Akaryakıta son 1 yılda %220’den fazla zam yapıldı. İnsanlar, birbirlerini ezercesine yağ sırasında girdiler. Adalet sistemi çökmüş bir ülke, temel hak ve özgürlükleri askıya alınmış bir ülke haline döndük.
8 Mart Kadınlar Günü’nde, anayasal bir hak olan barışçıl toplantı ve gösteri yürüyüşü hakkını kullanmak isteyen kadınlara yasaklara getirildi, hatta bununla da yetinilmeyip, bazı kadınlara şiddet uygulandı.
Elektrik, gübre fiyatları inanılmaz seviyelerde. Hayat pahalılığı, her gün artar bir durumda.
Zeytin ağaçlarına göz diken bir rant metni yürürlüğe girdi.
RTÜK’ün, gıda fiyatlarındaki artışı konu alan haber kanallarını uyardığı bir dönemdeyiz. Eğitimde, sporda son derece geri seviyelerdeyiz. Tarım ülkesi dediğimiz ve bereketli topraklar sahip ülkemiz, en temel tarım ürünü olan buğdayı ithal eder duruma düşmemeli.
Bir bakanın eşi, binlerce dolarlık çantasını polis korumasına, devletin polisine taşıtıyor. Bu kadar yanlış bir görüntü dahi özre konu edilmiyor. Polisimizin görevi, güvenlik tedbirleri mi almaktır, yoksa kişisel asistanlık mı yapmaktır?
Enflasyon, resmi rakamlarla ile %50’yi aşmış durumda. Akademisyenler ise bu rakamın aslında %100’ün üzerinde olduğunu bilimsel verilerle ifade ediyor.
Vergi sistemimiz, son derece adaletsiz. Zenginden vergi almayan, düşük gelirli gruptan dolaylı vergileri tahsil eden bir yapı söz konusu.
Ülkede, maalesef bir tıkanmışlık söz konusu. Üretici ve iş insanı, yatırıma teşvik edilmiyor, parasını bankada, yastık altında tutmaya sevk ediliyor. Yatırımcı adaylarına maalesef kolaylıklar sağlanmıyor, zorluklar çıkartılıyor.
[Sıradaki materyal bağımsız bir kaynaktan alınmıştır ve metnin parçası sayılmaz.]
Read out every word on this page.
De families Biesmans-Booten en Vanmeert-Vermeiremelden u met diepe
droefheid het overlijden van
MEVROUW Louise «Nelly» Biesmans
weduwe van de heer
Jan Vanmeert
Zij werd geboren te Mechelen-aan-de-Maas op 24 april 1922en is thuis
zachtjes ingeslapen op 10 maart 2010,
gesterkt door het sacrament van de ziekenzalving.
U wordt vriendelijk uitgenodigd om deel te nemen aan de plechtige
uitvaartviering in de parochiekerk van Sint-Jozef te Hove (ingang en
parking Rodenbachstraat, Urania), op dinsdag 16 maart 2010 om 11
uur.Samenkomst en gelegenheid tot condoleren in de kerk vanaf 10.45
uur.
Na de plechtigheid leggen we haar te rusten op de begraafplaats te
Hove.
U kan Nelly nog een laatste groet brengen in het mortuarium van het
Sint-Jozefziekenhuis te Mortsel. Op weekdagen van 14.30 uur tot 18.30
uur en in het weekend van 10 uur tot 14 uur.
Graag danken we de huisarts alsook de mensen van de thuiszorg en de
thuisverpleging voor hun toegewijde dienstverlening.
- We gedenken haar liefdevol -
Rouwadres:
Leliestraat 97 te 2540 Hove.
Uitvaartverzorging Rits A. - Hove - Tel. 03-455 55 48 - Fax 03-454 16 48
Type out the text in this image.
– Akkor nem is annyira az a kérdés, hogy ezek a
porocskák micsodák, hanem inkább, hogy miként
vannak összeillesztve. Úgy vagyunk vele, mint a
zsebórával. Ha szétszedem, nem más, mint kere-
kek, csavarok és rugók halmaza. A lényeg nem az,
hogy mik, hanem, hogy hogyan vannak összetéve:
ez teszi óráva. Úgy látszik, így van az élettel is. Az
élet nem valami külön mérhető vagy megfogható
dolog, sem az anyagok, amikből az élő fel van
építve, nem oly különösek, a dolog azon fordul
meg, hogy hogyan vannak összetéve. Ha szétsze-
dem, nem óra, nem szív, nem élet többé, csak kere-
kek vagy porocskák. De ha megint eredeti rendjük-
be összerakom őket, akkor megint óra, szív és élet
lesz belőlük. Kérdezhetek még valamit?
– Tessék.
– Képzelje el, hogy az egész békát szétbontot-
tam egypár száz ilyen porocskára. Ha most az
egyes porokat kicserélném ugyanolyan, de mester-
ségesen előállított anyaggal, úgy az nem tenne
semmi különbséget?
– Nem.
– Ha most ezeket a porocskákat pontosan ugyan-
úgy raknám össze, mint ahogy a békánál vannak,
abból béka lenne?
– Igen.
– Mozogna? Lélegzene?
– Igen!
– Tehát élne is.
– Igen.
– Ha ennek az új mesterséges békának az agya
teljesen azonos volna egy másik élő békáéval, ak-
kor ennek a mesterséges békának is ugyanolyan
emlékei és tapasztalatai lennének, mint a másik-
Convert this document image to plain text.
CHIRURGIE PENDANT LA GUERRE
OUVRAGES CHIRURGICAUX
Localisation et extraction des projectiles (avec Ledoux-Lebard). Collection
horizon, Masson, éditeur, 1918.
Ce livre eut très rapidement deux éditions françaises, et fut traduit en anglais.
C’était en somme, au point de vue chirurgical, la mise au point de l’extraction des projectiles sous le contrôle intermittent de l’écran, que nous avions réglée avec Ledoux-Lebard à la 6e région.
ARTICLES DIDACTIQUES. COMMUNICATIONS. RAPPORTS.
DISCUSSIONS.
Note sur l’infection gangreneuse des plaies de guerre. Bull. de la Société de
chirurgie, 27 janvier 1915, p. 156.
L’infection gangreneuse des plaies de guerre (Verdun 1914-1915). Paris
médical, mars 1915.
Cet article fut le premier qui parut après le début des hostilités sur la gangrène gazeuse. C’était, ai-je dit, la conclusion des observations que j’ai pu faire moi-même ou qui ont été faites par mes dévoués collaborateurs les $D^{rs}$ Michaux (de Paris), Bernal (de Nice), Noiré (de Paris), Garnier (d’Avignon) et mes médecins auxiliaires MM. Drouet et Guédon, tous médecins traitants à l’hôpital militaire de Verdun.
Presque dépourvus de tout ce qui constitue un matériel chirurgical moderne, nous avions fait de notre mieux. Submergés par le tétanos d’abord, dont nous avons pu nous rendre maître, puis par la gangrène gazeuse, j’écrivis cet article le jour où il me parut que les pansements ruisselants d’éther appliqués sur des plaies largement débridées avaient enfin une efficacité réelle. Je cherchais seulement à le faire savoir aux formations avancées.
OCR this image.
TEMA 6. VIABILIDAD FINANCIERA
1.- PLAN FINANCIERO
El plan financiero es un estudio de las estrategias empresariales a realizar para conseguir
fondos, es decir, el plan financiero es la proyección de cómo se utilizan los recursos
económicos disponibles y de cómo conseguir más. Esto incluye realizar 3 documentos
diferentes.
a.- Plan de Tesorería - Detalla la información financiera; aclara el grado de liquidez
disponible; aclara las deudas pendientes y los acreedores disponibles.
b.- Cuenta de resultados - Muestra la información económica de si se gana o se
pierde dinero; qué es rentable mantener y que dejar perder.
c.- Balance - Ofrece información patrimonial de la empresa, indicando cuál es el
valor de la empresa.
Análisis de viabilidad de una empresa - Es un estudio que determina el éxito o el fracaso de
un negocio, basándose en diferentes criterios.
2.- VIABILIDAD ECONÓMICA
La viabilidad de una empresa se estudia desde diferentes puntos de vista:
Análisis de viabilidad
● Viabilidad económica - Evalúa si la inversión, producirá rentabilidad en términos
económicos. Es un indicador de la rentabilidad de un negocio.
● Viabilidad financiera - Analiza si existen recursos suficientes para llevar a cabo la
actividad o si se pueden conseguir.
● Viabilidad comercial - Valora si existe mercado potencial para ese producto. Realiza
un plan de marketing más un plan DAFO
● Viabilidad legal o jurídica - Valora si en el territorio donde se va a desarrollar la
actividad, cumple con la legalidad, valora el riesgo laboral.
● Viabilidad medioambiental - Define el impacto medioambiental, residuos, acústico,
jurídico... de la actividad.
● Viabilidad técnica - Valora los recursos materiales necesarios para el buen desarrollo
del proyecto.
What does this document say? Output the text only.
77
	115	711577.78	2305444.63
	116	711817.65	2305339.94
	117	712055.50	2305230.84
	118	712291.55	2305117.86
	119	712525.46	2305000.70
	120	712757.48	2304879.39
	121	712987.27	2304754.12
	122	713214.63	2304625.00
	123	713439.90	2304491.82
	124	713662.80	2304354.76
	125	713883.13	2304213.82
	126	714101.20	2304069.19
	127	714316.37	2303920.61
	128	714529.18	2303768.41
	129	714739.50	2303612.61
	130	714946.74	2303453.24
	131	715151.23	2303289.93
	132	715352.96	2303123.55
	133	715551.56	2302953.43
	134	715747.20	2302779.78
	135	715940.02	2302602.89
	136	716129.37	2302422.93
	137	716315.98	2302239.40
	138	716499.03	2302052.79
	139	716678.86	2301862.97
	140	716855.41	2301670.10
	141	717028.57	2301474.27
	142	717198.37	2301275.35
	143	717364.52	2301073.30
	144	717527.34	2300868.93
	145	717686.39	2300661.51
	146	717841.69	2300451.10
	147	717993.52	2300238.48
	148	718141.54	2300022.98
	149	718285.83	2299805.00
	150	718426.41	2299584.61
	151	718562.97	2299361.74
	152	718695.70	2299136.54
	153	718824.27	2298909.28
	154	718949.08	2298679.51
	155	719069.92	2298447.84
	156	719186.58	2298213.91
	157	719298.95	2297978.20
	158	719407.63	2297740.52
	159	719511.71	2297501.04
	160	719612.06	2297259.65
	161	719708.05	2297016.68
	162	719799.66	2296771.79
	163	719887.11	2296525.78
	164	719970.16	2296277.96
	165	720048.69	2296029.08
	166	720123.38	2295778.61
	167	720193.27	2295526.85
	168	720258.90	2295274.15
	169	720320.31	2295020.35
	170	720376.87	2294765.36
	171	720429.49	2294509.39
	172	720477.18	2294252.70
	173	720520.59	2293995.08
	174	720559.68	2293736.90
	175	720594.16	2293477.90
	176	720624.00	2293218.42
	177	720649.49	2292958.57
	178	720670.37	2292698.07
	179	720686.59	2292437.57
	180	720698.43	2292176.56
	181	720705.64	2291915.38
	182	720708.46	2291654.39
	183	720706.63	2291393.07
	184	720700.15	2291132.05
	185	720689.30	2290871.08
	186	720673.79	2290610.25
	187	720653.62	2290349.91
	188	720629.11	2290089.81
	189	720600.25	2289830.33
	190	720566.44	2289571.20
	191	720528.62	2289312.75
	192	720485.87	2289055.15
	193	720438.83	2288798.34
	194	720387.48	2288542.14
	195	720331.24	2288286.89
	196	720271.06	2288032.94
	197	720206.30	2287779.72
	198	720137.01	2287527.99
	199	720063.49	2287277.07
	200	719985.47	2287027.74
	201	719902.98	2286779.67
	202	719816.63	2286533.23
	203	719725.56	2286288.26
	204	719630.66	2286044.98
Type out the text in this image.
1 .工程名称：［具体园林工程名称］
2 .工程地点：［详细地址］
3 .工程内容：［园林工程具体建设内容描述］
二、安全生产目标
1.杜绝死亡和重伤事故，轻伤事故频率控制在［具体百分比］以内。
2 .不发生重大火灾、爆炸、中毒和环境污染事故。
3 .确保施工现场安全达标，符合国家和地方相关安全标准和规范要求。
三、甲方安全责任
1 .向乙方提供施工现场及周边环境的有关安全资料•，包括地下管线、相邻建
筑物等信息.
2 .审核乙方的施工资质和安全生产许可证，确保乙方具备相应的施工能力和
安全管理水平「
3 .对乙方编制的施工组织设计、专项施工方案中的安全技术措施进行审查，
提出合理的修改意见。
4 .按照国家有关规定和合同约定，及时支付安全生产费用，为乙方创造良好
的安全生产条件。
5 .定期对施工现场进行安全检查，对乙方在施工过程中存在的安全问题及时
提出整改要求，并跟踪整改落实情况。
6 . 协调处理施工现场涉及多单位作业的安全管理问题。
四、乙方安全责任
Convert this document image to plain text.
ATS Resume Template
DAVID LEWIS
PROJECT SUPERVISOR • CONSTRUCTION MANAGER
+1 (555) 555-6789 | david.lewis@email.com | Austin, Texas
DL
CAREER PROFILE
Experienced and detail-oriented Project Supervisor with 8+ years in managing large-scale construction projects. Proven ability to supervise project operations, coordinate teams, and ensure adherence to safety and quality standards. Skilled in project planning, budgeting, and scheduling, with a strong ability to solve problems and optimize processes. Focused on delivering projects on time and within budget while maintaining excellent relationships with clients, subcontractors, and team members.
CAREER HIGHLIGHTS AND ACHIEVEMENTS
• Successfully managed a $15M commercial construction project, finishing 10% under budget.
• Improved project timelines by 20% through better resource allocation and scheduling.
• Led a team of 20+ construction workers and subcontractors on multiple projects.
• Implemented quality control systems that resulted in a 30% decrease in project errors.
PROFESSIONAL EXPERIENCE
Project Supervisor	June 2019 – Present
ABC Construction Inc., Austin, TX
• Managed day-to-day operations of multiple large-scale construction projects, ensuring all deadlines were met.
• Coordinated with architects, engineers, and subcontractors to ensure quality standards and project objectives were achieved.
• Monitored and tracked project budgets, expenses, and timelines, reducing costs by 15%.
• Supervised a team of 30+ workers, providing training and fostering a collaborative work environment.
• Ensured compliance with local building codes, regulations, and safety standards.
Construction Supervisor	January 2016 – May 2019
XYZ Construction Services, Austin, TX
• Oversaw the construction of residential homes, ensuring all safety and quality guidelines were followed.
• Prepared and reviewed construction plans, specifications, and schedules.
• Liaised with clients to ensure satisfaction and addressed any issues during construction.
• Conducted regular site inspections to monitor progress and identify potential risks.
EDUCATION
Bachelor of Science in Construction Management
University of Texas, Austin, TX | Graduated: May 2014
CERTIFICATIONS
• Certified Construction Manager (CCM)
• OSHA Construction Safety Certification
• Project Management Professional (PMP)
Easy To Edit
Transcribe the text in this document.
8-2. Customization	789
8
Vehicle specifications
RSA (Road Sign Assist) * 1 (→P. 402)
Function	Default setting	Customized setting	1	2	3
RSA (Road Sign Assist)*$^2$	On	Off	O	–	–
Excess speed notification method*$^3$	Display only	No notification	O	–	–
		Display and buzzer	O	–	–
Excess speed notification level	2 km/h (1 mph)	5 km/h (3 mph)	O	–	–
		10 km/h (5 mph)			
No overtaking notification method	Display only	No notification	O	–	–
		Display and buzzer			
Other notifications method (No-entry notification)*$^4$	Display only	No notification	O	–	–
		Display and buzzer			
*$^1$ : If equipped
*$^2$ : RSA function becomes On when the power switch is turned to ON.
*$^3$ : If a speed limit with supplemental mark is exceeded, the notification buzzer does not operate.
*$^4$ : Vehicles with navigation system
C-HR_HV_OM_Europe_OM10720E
Döviz rezervlerimizin eritildiği bir Merkez Bankası söz konusu.
Ekonomik büyüme rakamlarının, orta ve dar gelirli kesimle alakası yok. Ülkemizde, gelir adaletsizliği söz konusu. Büyük holdingler ve bankalar kar rekorları kırarken, düşük ve orta gelirli yurttaşlar gün geçtikçe fakirleşiyor.
“Yeni Bir Hikaye Gerek”
Artık, “reform paketleri” adı altındaki yüzeysel adımların genel fotoğrafın düzelmesine hiçbir katkı vermediği ortadadır. Adı değil, uygulamadaki etkisiyle, “reform” adı alabilecek adımlara ihtiyaç var. Yani, “yeni bir hikaye” yazmak ve uygulamak artık kaçınılmazdır.
Bu “hikayenin” başında, “liyakat” ve “şeffaflık” olmalı. Şeffaflık, tüm kurumların etkin denetimini sağlayacaktır. Devamında da “tarafsız bağımsız bir hukuk”, “gelir adaleti” gelmelidir. Bu şekilde “ifade hürriyeti” teminat altına alınır, ülkede bir bahar havası esebilir.
Bunlar, gömleğin en üstteki düğmeleridir. Bu düğmeler atlanırsa, asla ve katiyen sağlıklı bir ekonomiye, demokrasiye kavuşmamız mümkün olamaz.